Ethereum dominates the real-world asset (RWA) market

The real-world asset (RWA) market also supports this perception. The total deposit volume of tokenized real-world assets recently exceeded $21 billion, hitting an all-time high. Of this, Ethereum accounts for about $11.6 billion, representing approximately 55% of the entire RWA market.

This concentration suggests that the strength of Ethereum is not weakening but rather strengthening. Issuers and institutions tend to build where liquidity, tools, and security are ensured. This flow further strengthens the network effect. Investors are beginning to recognize that Ethereum can reinforce its leadership in real-world assets (RWA) in global tokenization expansion.

The behavior of long-term holders also aligns with this structural outlook. According to on-chain data, the net position change of Ethereum long-term holders has shifted back to positive. After weeks of selling, the selling pressure from this group has weakened. Accumulation is reappearing, indicating that confidence is strengthening.

Long-term holders tend to respond more to fundamental changes than to short-term price fluctuations. Their shift to buying reflects confidence in Ethereum's role within the financial infrastructure. The easing of selling pressure from this group may help ETH recover above the psychological support line and positively contribute to price stability.

Ethereum recently rebounded from a low near $2,870 and is trading around $2,997 at the time of writing. The current price is just below the $3,000 threshold, which market participants are paying attention to. If this range is maintained, it indicates a weakening of downward momentum and a return of buying pressure.

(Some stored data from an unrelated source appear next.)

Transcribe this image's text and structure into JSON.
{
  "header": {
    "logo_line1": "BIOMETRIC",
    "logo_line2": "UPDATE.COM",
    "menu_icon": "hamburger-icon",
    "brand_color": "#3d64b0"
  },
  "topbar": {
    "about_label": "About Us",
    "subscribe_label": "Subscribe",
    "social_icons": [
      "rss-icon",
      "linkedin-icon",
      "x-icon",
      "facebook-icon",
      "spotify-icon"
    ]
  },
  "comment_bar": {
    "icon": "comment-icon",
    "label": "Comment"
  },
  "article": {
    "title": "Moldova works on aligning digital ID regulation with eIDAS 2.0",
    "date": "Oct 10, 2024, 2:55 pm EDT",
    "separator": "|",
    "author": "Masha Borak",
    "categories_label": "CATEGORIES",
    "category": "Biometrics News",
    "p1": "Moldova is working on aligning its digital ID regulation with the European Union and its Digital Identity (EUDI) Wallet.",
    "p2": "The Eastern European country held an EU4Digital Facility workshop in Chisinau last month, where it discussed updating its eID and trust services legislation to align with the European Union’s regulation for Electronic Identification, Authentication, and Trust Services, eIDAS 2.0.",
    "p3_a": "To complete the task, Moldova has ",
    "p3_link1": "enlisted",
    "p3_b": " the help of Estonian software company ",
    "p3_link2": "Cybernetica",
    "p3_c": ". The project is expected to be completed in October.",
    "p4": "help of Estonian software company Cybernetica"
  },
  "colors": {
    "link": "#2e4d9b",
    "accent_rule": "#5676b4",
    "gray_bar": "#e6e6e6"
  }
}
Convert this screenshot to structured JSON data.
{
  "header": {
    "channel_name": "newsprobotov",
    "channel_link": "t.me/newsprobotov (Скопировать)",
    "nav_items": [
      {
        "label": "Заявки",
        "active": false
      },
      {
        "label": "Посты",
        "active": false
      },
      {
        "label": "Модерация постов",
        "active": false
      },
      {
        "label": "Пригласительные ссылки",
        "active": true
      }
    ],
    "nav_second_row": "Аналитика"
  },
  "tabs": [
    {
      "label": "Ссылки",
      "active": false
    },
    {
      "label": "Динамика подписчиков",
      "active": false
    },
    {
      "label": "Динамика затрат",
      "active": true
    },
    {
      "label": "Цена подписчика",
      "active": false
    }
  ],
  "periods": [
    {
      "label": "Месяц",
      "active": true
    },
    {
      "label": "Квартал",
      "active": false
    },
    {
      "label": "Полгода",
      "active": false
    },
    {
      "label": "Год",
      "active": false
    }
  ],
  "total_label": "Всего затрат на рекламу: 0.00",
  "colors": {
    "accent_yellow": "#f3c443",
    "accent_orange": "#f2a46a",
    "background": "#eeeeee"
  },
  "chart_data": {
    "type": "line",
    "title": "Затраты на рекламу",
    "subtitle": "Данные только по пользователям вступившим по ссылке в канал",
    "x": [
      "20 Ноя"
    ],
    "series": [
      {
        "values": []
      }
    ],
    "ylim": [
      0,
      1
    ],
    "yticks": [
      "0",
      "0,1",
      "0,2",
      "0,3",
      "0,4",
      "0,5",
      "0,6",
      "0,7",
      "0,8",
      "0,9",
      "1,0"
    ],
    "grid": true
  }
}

BlackRock's acknowledgment of Ethereum's role in tokenization could serve as a positive catalyst for market sentiment. Restoring confidence could help ETH rebound to the $3,085 resistance. If the upward trend continues, additional recovery up to $3,188 could occur, potentially recouping a significant portion of recent losses.

Under the current conditions, downside risks are limited. For a bearish scenario to unfold, ETH would need to fall below $2,925 or $2,885. If this support line breaks, Ethereum could be exposed to further declines down to $2,796. However, improvements in macro signals and the trend of long-term holders accumulating are lowering this downside possibility.